Die Forderungen richten sich nicht nach demokratisch legitimierten Gerichtsprozessen, sondern nach selbst initiierten Tribunalen oder einem „Nürnberg 2.0“. Der Vergleich mit den historischen Prozessen ist dabei nicht zufällig gewählt, sondern soll andeuten: Wer sich so verhält, muss auch mit den schlimmsten Konsequenzen rechnen – bis zur Todesstrafe.

Zum Weiterlesen:

  • Kontroverse mit einem Pandemieleugner, Der goldene Aluhut am 5. Juli 2021
  • Nürnberg 2.0 und andere geschichtsrevisionistische Chiffren in verschwörungsideologischen Milieus, cemas am 5. Juli 2021
  • Video: „Im Gespräch bleiben mit Verschwörungsgläubigen“, GWUP-Blog am 21. Juni 2021
  • Schwurbler auf Speed: Jebsen und Schrang im „Interview des Jahres“ und Neues von den „Querdenken“-Klagen, GWUP-Blog am 12. Juni 2021
  • Das Erbe der „Querdenker“, GWUP-Blog am 1. Juli 2021
  • Die verbrannte Erde der Querdenker, Onkel Michael am 30. Juni 2021
  • John Ioannidis und die Möglichkeit des Irrtums, Gesundheits-Check am 4. Juli 2021
  • „Falsche Pandemien“ von Wolfgang Wodarg – eine Rezension in sieben Zeilen, Gesundheits-Check am 26. Juni 2021

5 Kommentare

  1. Der Begriff „Nürnberg 2.0“ ist in jeder Hinsicht unterirdisch:

    https://www.sueddeutsche.de/muenchen/dachau/dachau-rechtsextremismus-internet-1.4871130

    Die Tendenz, dass Querdenker Tribunale wollen, ist unverkennbar: ein Radikalisierungsprozess, der erhöhte Gewaltbereitschaft bei einem Teil einer zerfallenden Bewegung anzeigt, ähnlich wie am Ende der 68er-Bewegung.

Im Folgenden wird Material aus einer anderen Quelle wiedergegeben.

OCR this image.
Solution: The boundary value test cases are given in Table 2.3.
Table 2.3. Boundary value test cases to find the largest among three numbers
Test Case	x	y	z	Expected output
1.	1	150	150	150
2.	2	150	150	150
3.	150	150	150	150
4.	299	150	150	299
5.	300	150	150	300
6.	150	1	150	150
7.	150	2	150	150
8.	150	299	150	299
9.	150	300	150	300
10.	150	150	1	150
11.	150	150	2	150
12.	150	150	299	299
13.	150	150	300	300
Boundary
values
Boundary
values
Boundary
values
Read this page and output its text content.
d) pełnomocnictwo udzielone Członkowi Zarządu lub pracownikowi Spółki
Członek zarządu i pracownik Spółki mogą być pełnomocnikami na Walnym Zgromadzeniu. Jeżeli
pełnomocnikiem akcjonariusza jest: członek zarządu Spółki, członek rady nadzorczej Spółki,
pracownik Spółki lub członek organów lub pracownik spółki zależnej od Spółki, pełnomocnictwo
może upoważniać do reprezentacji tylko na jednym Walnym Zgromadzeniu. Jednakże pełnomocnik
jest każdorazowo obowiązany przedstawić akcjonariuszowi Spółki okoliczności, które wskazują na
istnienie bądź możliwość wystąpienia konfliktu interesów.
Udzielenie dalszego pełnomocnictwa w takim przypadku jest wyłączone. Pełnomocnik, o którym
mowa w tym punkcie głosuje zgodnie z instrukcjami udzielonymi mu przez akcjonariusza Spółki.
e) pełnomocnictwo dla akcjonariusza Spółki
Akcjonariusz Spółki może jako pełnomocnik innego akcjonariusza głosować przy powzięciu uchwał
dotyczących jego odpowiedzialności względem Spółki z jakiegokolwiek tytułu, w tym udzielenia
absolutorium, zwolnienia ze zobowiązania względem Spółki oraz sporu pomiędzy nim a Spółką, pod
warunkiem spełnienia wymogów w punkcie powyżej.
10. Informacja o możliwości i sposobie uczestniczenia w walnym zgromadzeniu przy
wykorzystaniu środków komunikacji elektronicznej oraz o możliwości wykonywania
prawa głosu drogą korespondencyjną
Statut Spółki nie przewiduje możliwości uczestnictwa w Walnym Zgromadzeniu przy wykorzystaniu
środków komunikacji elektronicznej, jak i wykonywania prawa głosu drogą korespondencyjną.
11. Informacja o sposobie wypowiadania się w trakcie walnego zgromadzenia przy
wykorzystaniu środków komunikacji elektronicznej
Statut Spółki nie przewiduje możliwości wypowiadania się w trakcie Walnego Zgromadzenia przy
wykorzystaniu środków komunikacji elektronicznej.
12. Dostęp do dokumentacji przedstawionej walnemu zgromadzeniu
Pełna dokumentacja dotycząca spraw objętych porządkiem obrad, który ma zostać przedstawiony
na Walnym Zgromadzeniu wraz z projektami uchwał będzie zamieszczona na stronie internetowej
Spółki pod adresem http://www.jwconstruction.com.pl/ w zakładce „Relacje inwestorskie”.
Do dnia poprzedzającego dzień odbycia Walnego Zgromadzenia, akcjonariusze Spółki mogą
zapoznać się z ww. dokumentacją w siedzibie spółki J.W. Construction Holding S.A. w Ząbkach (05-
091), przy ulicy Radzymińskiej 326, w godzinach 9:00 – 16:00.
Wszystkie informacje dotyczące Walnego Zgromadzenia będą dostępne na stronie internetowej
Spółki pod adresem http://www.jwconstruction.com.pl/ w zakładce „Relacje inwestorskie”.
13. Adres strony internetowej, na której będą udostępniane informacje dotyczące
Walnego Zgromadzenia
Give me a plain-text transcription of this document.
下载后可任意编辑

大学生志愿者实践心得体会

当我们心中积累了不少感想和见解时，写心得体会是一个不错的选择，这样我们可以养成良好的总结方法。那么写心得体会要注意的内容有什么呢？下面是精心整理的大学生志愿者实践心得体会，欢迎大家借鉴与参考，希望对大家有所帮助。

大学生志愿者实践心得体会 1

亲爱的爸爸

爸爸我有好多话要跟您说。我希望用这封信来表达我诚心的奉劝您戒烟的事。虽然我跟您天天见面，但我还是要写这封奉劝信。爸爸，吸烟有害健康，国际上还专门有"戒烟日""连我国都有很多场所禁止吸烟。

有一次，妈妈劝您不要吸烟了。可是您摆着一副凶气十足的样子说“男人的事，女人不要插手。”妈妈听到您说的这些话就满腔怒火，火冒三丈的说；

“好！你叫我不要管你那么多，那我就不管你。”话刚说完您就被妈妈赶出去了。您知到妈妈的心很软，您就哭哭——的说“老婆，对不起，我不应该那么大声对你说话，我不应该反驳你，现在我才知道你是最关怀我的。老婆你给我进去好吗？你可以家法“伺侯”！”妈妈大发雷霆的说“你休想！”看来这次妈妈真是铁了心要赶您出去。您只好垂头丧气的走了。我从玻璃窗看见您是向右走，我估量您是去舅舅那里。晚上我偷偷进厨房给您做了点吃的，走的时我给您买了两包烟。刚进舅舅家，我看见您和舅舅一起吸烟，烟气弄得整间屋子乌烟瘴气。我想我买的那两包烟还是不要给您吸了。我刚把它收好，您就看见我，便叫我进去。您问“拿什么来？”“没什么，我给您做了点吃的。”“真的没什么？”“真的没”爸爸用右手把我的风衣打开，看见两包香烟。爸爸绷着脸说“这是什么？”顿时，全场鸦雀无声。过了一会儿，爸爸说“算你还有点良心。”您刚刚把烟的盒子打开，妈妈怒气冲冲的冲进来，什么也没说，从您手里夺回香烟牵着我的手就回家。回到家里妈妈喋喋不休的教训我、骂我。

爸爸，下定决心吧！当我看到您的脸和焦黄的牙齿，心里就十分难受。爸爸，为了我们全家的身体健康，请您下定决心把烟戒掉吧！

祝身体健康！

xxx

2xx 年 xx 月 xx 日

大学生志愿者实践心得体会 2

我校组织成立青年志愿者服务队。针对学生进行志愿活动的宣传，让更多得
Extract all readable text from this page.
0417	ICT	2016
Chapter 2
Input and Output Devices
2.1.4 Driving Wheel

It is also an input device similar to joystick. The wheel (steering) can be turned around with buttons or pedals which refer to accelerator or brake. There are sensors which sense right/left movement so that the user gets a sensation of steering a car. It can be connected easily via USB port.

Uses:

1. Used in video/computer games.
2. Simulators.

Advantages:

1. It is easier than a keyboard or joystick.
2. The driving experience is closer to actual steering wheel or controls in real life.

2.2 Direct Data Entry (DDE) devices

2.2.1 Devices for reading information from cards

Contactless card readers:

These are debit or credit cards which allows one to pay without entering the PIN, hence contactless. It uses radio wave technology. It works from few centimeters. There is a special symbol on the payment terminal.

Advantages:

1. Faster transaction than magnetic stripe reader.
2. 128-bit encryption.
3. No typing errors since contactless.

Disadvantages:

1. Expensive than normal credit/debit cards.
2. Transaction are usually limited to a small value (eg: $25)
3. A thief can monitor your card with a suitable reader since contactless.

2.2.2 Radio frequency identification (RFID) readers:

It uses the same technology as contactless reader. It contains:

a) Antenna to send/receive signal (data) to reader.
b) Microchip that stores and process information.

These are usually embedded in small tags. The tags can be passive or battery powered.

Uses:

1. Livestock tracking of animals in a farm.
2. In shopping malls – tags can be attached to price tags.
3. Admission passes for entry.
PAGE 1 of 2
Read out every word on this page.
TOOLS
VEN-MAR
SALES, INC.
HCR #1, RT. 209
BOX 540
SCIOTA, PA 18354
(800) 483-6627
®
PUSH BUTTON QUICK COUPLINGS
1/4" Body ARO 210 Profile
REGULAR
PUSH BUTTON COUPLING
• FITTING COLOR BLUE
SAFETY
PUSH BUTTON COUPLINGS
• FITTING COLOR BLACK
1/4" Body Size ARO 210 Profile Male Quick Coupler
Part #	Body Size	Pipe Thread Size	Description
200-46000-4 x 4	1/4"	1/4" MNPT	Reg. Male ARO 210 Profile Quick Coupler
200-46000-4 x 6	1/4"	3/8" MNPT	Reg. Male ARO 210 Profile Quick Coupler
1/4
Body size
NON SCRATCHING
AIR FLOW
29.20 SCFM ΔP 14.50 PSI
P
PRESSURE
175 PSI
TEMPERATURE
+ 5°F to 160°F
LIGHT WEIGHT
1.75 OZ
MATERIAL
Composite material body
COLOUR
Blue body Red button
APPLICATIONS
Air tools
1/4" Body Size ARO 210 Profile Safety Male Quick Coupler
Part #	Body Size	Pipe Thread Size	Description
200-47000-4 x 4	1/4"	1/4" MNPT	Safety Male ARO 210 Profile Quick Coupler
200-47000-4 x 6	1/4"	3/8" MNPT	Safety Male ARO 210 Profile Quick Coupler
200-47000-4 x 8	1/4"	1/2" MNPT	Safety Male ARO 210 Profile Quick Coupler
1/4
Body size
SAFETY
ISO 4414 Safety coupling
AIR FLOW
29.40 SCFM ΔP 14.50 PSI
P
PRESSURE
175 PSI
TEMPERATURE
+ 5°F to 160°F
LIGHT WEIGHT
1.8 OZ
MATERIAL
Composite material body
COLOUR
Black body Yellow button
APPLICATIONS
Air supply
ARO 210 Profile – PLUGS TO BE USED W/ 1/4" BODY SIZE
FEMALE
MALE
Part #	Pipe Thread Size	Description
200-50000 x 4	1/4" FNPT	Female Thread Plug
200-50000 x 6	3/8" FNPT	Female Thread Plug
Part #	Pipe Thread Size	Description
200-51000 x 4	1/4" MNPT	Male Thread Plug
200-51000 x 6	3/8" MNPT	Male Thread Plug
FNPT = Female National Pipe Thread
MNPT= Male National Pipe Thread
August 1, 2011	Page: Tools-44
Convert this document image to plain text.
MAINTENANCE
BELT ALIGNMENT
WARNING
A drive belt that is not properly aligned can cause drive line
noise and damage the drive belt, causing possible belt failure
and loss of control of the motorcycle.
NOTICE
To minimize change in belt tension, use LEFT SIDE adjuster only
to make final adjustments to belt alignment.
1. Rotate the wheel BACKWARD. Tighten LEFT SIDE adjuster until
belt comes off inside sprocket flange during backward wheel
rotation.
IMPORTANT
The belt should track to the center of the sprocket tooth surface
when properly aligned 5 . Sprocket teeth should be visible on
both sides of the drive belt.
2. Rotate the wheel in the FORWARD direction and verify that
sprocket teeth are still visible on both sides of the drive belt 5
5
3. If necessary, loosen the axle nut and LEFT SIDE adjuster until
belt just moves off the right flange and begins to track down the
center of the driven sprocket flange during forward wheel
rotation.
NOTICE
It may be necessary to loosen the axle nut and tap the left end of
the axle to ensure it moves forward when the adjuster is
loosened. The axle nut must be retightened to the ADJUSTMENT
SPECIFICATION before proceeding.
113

  2. Danke für die Empfehlung! Die Landingpage war nur zum Launch „mit Gewinnspielen etc. überladen“, soviel Marketing sei mir gegönnt . Mittlerweile ist sie etwas aufgeräumter

  3. Der Spaß am Abhalten von Tribunalen ist keine Erfindung der Queries.

    Ich erinnere mal an das Glyphosat-Tribunal und seine Sachverständigenanhörungen, für die sich selbst eine doppelt staatsexaminierte Juristin und (ehemalige) Bundesministerin nicht zu schade war.

    Das Sendungsbewusstsein macht den/die Tribunen*in, nicht erst die spezielle quere Denkungsart.

  4. Und so laufen die „Nürnberger Prozesse 2.0“:

    https://twitter.com/querdenkenwatch/status/1411803185828749313

  5. Aus dem Beitrag beim Aluhut:

    „Langfristig muss der Staat in der schulischen Bildung neben der Vermittlung eines breiten Allgemeinwissens auch das Leseverständnis und damit einhergehend die Medienkompetenz verbessern, also das kritische Hinterfragen jedweder Berichte. Eine derart sichergestellte hohe „Herden-Intelligenz“ dürfte den bestmöglichen Schutz vor Volksverführern darstellen.“

    Volle Zustimmung. Seit jeher bin ich der Ansicht, dass wir ein gravierendes Bildungsproblem haben, das sich nicht in wenig Wissen, sondern im Unverständnis und in der Unfähigkeit äußert, Informationen zu bewerten und zusammenzubringen.

    Bulimisches Faktenlernen schützt nicht im Mindesten davor, Rattenfängern auf den Leim zu gehen.

    Es ist hinreichend bekannt und belegt, dass die Neigung zu „Alternativmedizin“ und „Impfskepsis“ in Kreisen mit sogenannter „höherer Bildung“ besonders verbreitet ist – und warum? Weil sie sich selbst für kompetent halten, aber zur kritischen Bewertung und Einordnung von Informationen außerstande sind.

    So kommt ein Überlegenheitsmechanismus in Gang (auch Dunning-Kruger-Effekt genannt), den der Beitrag beim Aluhut höchst eindrucksvoll und bestürzend beschreibt.

    Und was die Nürnberg 2.0-Fantasien angeht – das ist der Abschied vom Rechtsstaat, das unverhüllte Begehren, eine Privatjustiz unter dem Mäntelchen einer „höheren Mission“ zu legitimieren.

    Letztlich ein Fall für den Verfassungsschutz.